Cost of cardiovascular drugs are sky-rocketing, but there are equally effective generic options available in most cases. In recent years, direct acting oral anticoagulants (DOACS) have been rapidly expanding market share and indications. A significant portion of cardiovascular Part D costs can be attributed to DOACs. There is real-world data to show that DOACS are cost-effective, but there is no large randomized trial to prove its cost-effectiveness. There is no head-to-head comparison trial between DOACs, so in most cases it boils down to physician preference. Most other cardiovascular drugs are generic, along with most secondary prevention drugs for myocardial infarction, heart failure and atrial fibrillation. Entresto and PCSK9 inhibitors are relatively newer, more expensive cardiac drugs. They are highly effective and should be used selectively in patients whom are truly indicated. Again, the cost-effectiveness data is out there but on a small sample size. It is important to follow up on the "real world data" for these newer expensive medications.

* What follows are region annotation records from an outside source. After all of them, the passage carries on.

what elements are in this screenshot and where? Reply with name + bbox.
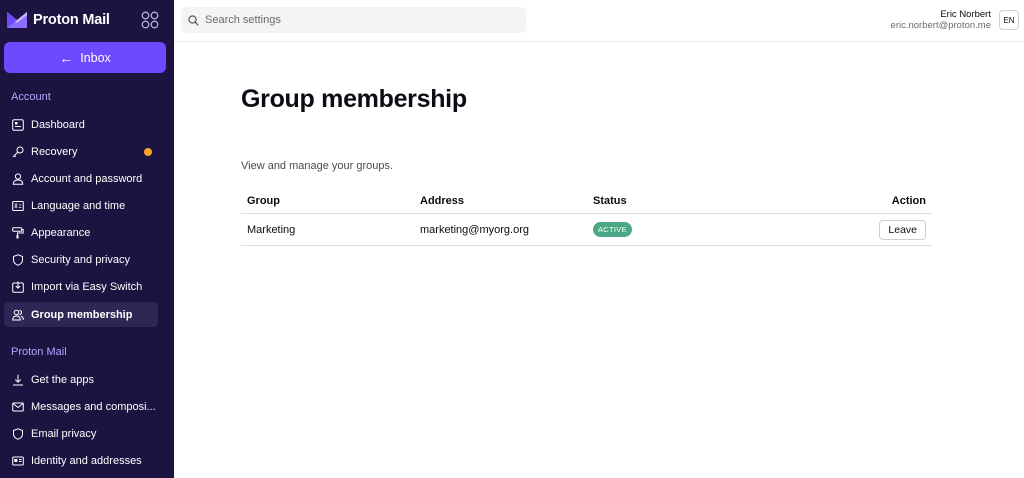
top-bar: Eric Norbert eric.norbert@proton.me EN	[174, 0, 1024, 42]
sidebar-item-label: Import via Easy Switch	[31, 280, 143, 293]
apps-grid-icon[interactable]	[141, 11, 159, 29]
group-address: marketing@myorg.org	[420, 223, 529, 236]
sidebar-item-identity-addresses[interactable]: Identity and addresses	[4, 448, 158, 473]
sidebar-item-label: Get the apps	[31, 373, 94, 386]
search-input[interactable]	[205, 14, 505, 26]
sidebar-item-group-membership[interactable]: Group membership	[4, 302, 158, 327]
shield-icon	[13, 253, 23, 266]
column-header-address: Address	[420, 195, 465, 207]
sidebar-item-import-easy-switch[interactable]: Import via Easy Switch	[4, 274, 158, 299]
page-description: View and manage your groups.	[241, 160, 394, 172]
users-icon	[12, 309, 24, 320]
user-menu[interactable]: Eric Norbert eric.norbert@proton.me	[891, 9, 991, 31]
user-name: Eric Norbert	[940, 9, 991, 20]
download-icon	[13, 374, 23, 385]
sidebar-item-label: Security and privacy	[31, 253, 131, 266]
section-label-account: Account	[11, 91, 51, 103]
sidebar-item-label: Language and time	[31, 199, 126, 212]
sidebar-item-appearance[interactable]: Appearance	[4, 220, 158, 245]
sidebar-item-label: Account and password	[31, 172, 143, 185]
sidebar-item-messages-composing[interactable]: Messages and composi...	[4, 394, 158, 419]
group-name: Marketing	[247, 223, 296, 236]
action-cell: Leave	[879, 214, 926, 245]
status-cell: ACTIVE	[593, 214, 632, 245]
sidebar: Proton Mail ← Inbox Account Dashboard Re…	[0, 0, 174, 478]
brand-name: Proton Mail	[33, 12, 110, 28]
sidebar-item-label: Appearance	[31, 226, 91, 239]
column-header-group: Group	[247, 195, 280, 207]
user-email: eric.norbert@proton.me	[890, 20, 991, 31]
leave-group-button[interactable]: Leave	[879, 219, 926, 240]
sidebar-item-label: Group membership	[31, 308, 133, 321]
sidebar-item-label: Recovery	[31, 145, 78, 158]
sidebar-item-recovery[interactable]: Recovery	[4, 139, 158, 164]
arrow-left-icon: ←	[59, 49, 74, 66]
sidebar-item-get-apps[interactable]: Get the apps	[4, 367, 158, 392]
notification-dot	[144, 147, 152, 156]
groups-table: Group Address Status Action Marketing ma…	[241, 189, 932, 246]
status-badge: ACTIVE	[593, 222, 632, 237]
main-content: Group membership View and manage your gr…	[174, 42, 1024, 478]
sidebar-item-dashboard[interactable]: Dashboard	[4, 112, 158, 137]
inbox-button-label: Inbox	[80, 50, 111, 65]
sidebar-item-language-time[interactable]: Language and time	[4, 193, 158, 218]
user-icon	[12, 172, 24, 185]
section-label-proton-mail: Proton Mail	[11, 346, 67, 358]
language-button[interactable]: EN	[999, 10, 1019, 30]
envelope-icon	[12, 402, 24, 411]
sidebar-item-label: Email privacy	[31, 427, 97, 440]
search-icon	[188, 14, 199, 26]
brand[interactable]: Proton Mail	[6, 9, 110, 31]
sidebar-item-label: Messages and composi...	[31, 400, 156, 413]
sidebar-item-label: Dashboard	[31, 118, 85, 131]
sidebar-item-account-password[interactable]: Account and password	[4, 166, 158, 191]
language-icon	[12, 200, 24, 211]
column-header-status: Status	[593, 195, 627, 207]
table-header: Group Address Status Action	[241, 189, 932, 214]
page-title: Group membership	[241, 85, 467, 113]
table-row: Marketing marketing@myorg.org ACTIVE Lea…	[241, 214, 932, 246]
id-card-icon	[12, 456, 24, 465]
import-icon	[12, 281, 24, 293]
key-icon	[12, 146, 24, 157]
paint-roller-icon	[12, 226, 24, 238]
sidebar-item-label: Identity and addresses	[31, 454, 142, 467]
back-to-inbox-button[interactable]: ← Inbox	[4, 42, 166, 73]
column-header-action: Action	[891, 195, 926, 207]
search-box[interactable]	[181, 7, 526, 33]
sidebar-item-security-privacy[interactable]: Security and privacy	[4, 247, 158, 272]
shield-icon	[13, 427, 23, 440]
proton-mail-logo-icon	[7, 12, 27, 28]
dashboard-icon	[12, 118, 24, 131]
sidebar-item-email-privacy[interactable]: Email privacy	[4, 421, 158, 446]
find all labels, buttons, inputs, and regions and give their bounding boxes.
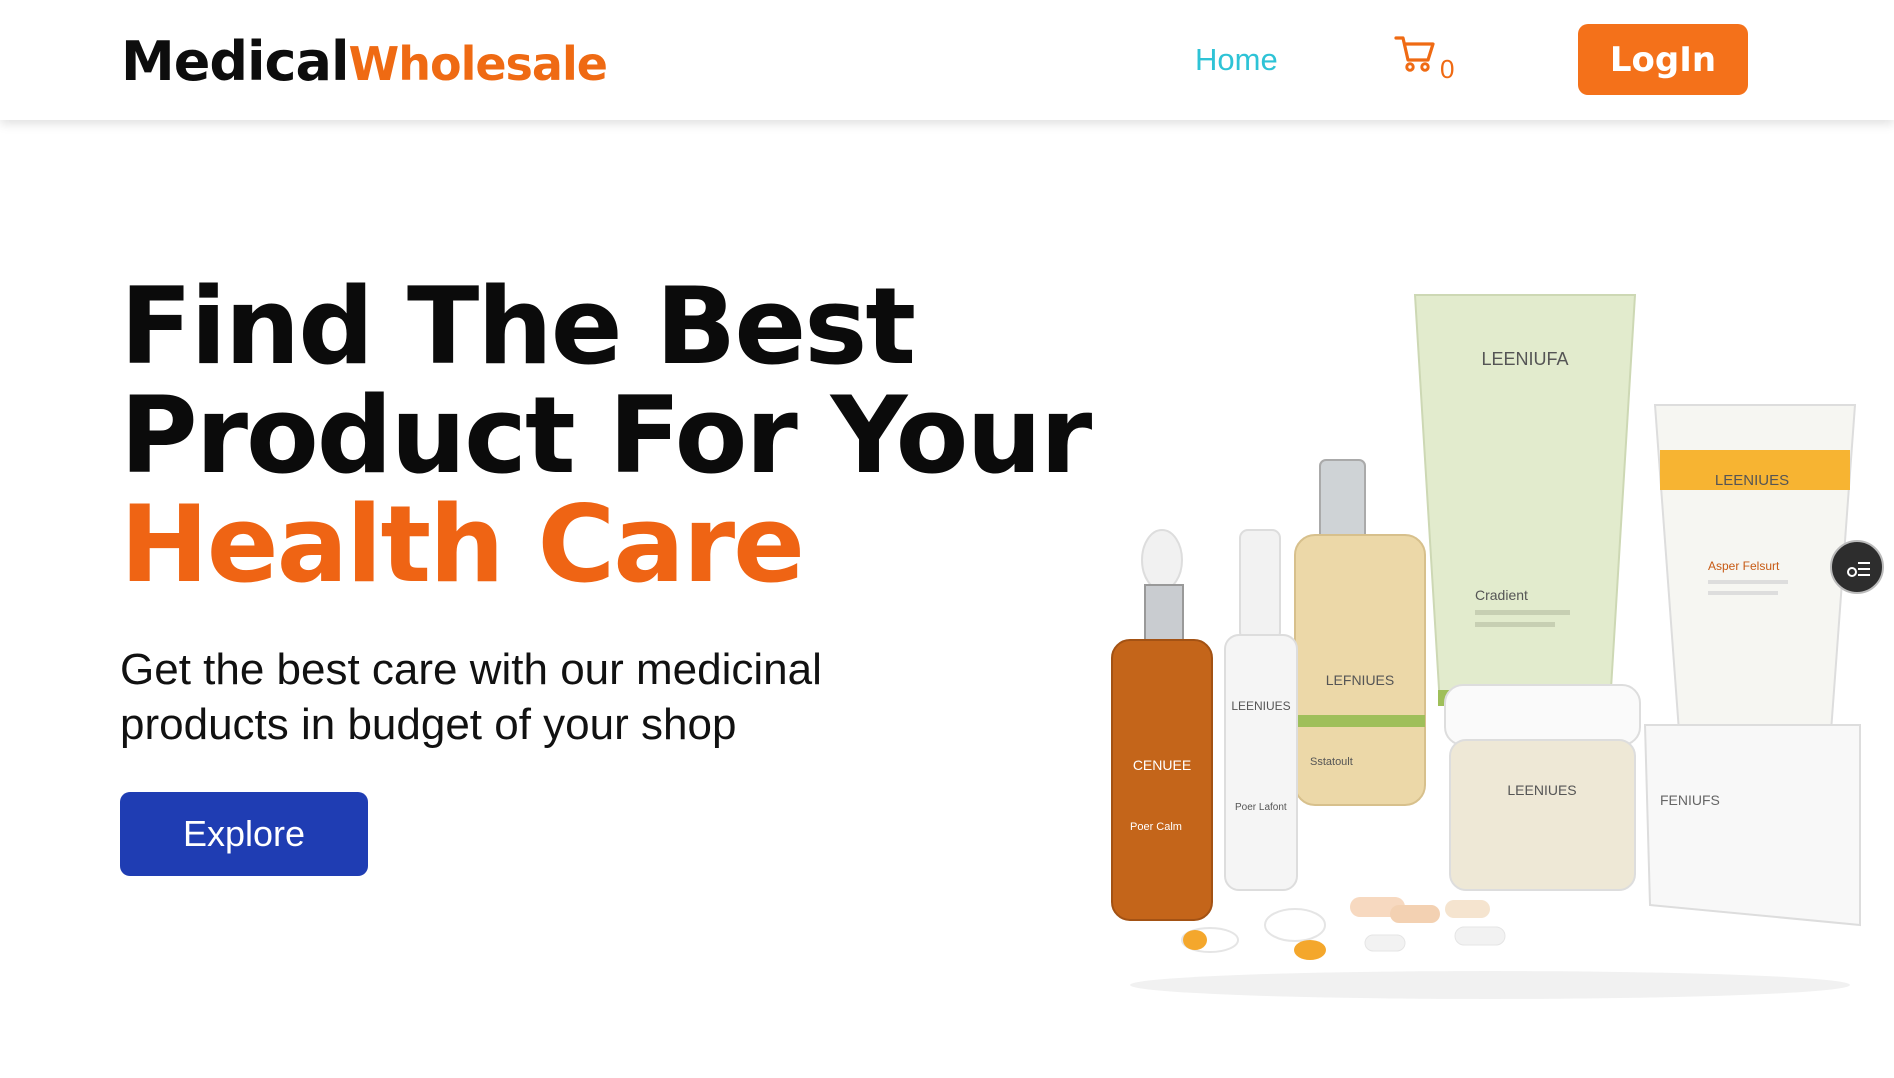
pump-bottle: LEENIUES Poer Lafont: [1224, 529, 1298, 891]
hero-subtitle-line1: Get the best care with our medicinal: [120, 645, 822, 694]
spray-name: Sstatoult: [1310, 756, 1353, 768]
cream-jar: LEENIUES: [1444, 684, 1641, 891]
pump-name: Poer Lafont: [1235, 802, 1287, 813]
brand-medical: Medical: [121, 30, 349, 93]
brand-wholesale: Wholesale: [348, 37, 607, 91]
list-settings-icon: [1847, 562, 1870, 577]
large-tube-brand: LEENIUFA: [1481, 349, 1568, 369]
hero-title-line2: Product For Your: [120, 374, 1092, 497]
dropper-brand: CENUEE: [1133, 757, 1191, 773]
large-tube: LEENIUFA Cradient: [1413, 294, 1637, 706]
top-navbar: MedicalWholesale Home 0 LogIn: [0, 0, 1894, 120]
nav-home-link[interactable]: Home: [1195, 42, 1278, 78]
brand-logo[interactable]: MedicalWholesale: [121, 30, 608, 93]
hero-subtitle: Get the best care with our medicinal pro…: [120, 642, 1020, 752]
hero-subtitle-line2: products in budget of your shop: [120, 700, 737, 749]
spray-brand: LEFNIUES: [1326, 672, 1394, 688]
cart-count-badge: 0: [1440, 54, 1455, 84]
product-shadow: [1130, 971, 1850, 999]
hero-title: Find The Best Product For Your Health Ca…: [120, 265, 1092, 606]
cart-button[interactable]: [1394, 34, 1436, 78]
explore-button[interactable]: Explore: [120, 792, 368, 876]
large-tube-name: Cradient: [1475, 587, 1528, 603]
product-box: FENIUFS: [1643, 724, 1861, 927]
pump-brand: LEENIUES: [1231, 699, 1290, 713]
login-button[interactable]: LogIn: [1578, 24, 1748, 95]
floating-settings-button[interactable]: [1830, 540, 1884, 594]
pills: [1181, 897, 1506, 960]
hero-title-accent: Health Care: [120, 483, 805, 606]
products-hero-image: LEENIUFA Cradient LEENIUES Asper Felsurt…: [1111, 294, 1861, 999]
jar-brand: LEENIUES: [1507, 782, 1576, 798]
small-tube-brand: LEENIUES: [1715, 472, 1789, 489]
cart-icon: [1394, 36, 1435, 72]
hero-title-line1: Find The Best: [120, 265, 916, 388]
spray-bottle: LEFNIUES Sstatoult: [1294, 459, 1426, 806]
small-tube-name: Asper Felsurt: [1708, 559, 1780, 573]
dropper-bottle: CENUEE Poer Calm: [1111, 529, 1213, 921]
box-brand: FENIUFS: [1660, 792, 1720, 808]
dropper-name: Poer Calm: [1130, 821, 1182, 833]
small-tube: LEENIUES Asper Felsurt: [1653, 404, 1857, 746]
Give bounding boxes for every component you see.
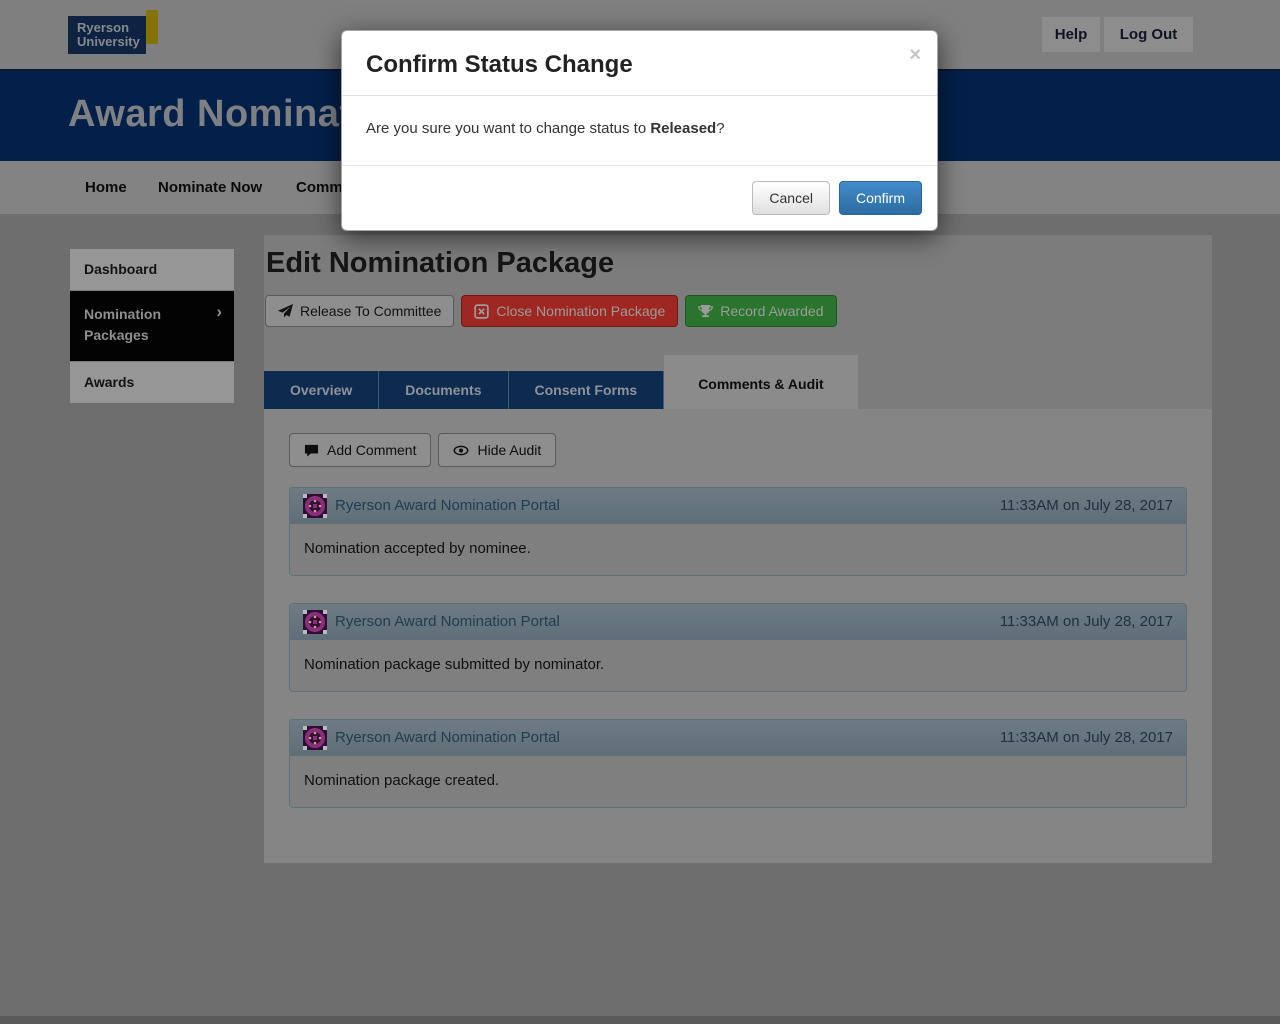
button-label: Record Awarded: [720, 303, 823, 319]
avatar: [303, 494, 327, 518]
tab-documents[interactable]: Documents: [379, 371, 508, 409]
logout-button[interactable]: Log Out: [1104, 17, 1193, 52]
audit-entry-header: Ryerson Award Nomination Portal 11:33AM …: [290, 720, 1186, 756]
chevron-right-icon: ›: [216, 301, 222, 322]
close-icon[interactable]: ×: [909, 45, 921, 65]
audit-timestamp: 11:33AM on July 28, 2017: [1000, 613, 1173, 630]
content-area: Edit Nomination Package Release To Commi…: [264, 235, 1212, 857]
tab-comments-audit[interactable]: Comments & Audit: [664, 355, 857, 409]
pane-button-row: Add Comment Hide Audit: [289, 433, 1187, 467]
modal-status-value: Released: [650, 120, 716, 137]
audit-entry: Ryerson Award Nomination Portal 11:33AM …: [289, 719, 1187, 808]
button-label: Release To Committee: [300, 303, 441, 319]
audit-author: Ryerson Award Nomination Portal: [335, 613, 560, 630]
nav-item-nominate-now[interactable]: Nominate Now: [158, 161, 262, 214]
sidebar: Dashboard Nomination Packages › Awards: [70, 249, 234, 403]
nav-item-home[interactable]: Home: [85, 161, 127, 214]
audit-author: Ryerson Award Nomination Portal: [335, 497, 560, 514]
modal-message-prefix: Are you sure you want to change status t…: [366, 120, 650, 137]
trophy-icon: [698, 304, 713, 319]
help-button[interactable]: Help: [1042, 17, 1100, 52]
eye-icon: [453, 443, 469, 458]
audit-message: Nomination accepted by nominee.: [290, 524, 1186, 575]
logo-gold-bar: [146, 10, 158, 44]
tab-bar: Overview Documents Consent Forms Comment…: [264, 355, 1212, 409]
audit-entry: Ryerson Award Nomination Portal 11:33AM …: [289, 487, 1187, 576]
add-comment-button[interactable]: Add Comment: [289, 433, 431, 467]
release-to-committee-button[interactable]: Release To Committee: [265, 295, 454, 327]
sidebar-item-dashboard[interactable]: Dashboard: [70, 249, 234, 291]
modal-title: Confirm Status Change: [366, 51, 913, 79]
audit-message: Nomination package created.: [290, 756, 1186, 807]
button-label: Add Comment: [327, 442, 416, 458]
logo-line1: Ryerson: [77, 21, 146, 35]
modal-message-suffix: ?: [716, 120, 724, 137]
modal-header: Confirm Status Change ×: [342, 31, 937, 96]
close-square-icon: [474, 304, 489, 319]
modal-footer: Cancel Confirm: [342, 165, 937, 230]
audit-entry: Ryerson Award Nomination Portal 11:33AM …: [289, 603, 1187, 692]
audit-entry-header: Ryerson Award Nomination Portal 11:33AM …: [290, 488, 1186, 524]
avatar: [303, 726, 327, 750]
sidebar-item-label: Awards: [84, 374, 134, 390]
action-button-row: Release To Committee Close Nomination Pa…: [265, 295, 1212, 327]
button-label: Hide Audit: [477, 442, 541, 458]
comments-audit-pane: Add Comment Hide Audit: [264, 409, 1212, 863]
sidebar-item-nomination-packages[interactable]: Nomination Packages ›: [70, 291, 234, 362]
confirm-status-change-modal: Confirm Status Change × Are you sure you…: [341, 30, 938, 231]
avatar: [303, 610, 327, 634]
sidebar-item-awards[interactable]: Awards: [70, 362, 234, 403]
tab-overview[interactable]: Overview: [264, 371, 379, 409]
modal-body: Are you sure you want to change status t…: [342, 96, 937, 165]
record-awarded-button[interactable]: Record Awarded: [685, 295, 836, 327]
cancel-button[interactable]: Cancel: [752, 181, 830, 215]
audit-timestamp: 11:33AM on July 28, 2017: [1000, 729, 1173, 746]
close-nomination-package-button[interactable]: Close Nomination Package: [461, 295, 678, 327]
tab-consent-forms[interactable]: Consent Forms: [509, 371, 665, 409]
page-title: Edit Nomination Package: [266, 247, 1212, 287]
footer-bar: [0, 1016, 1280, 1024]
audit-timestamp: 11:33AM on July 28, 2017: [1000, 497, 1173, 514]
sidebar-item-label: Dashboard: [84, 261, 157, 277]
hide-audit-button[interactable]: Hide Audit: [438, 433, 556, 467]
audit-entry-header: Ryerson Award Nomination Portal 11:33AM …: [290, 604, 1186, 640]
sidebar-item-label: Nomination Packages: [84, 304, 194, 346]
send-icon: [278, 304, 293, 319]
logo-line2: University: [77, 35, 146, 49]
confirm-button[interactable]: Confirm: [839, 181, 922, 215]
comment-icon: [304, 443, 319, 458]
ryerson-logo: Ryerson University: [68, 16, 146, 54]
button-label: Close Nomination Package: [496, 303, 665, 319]
audit-author: Ryerson Award Nomination Portal: [335, 729, 560, 746]
audit-message: Nomination package submitted by nominato…: [290, 640, 1186, 691]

Value-based cardiology is the need of the hour. Some of the key buzzwords which can add value to the current cardiovascular health care system are building trust, providing clear communication channels and accountability, reducing errors, using appropriate use criteria, judiciously prescribing expensive medications, empowering patients and improving care coordination.

This article was authored by Kunal U. Gurav, MD, FACC, an early career cardiologist at JenCare in Atlanta, GA.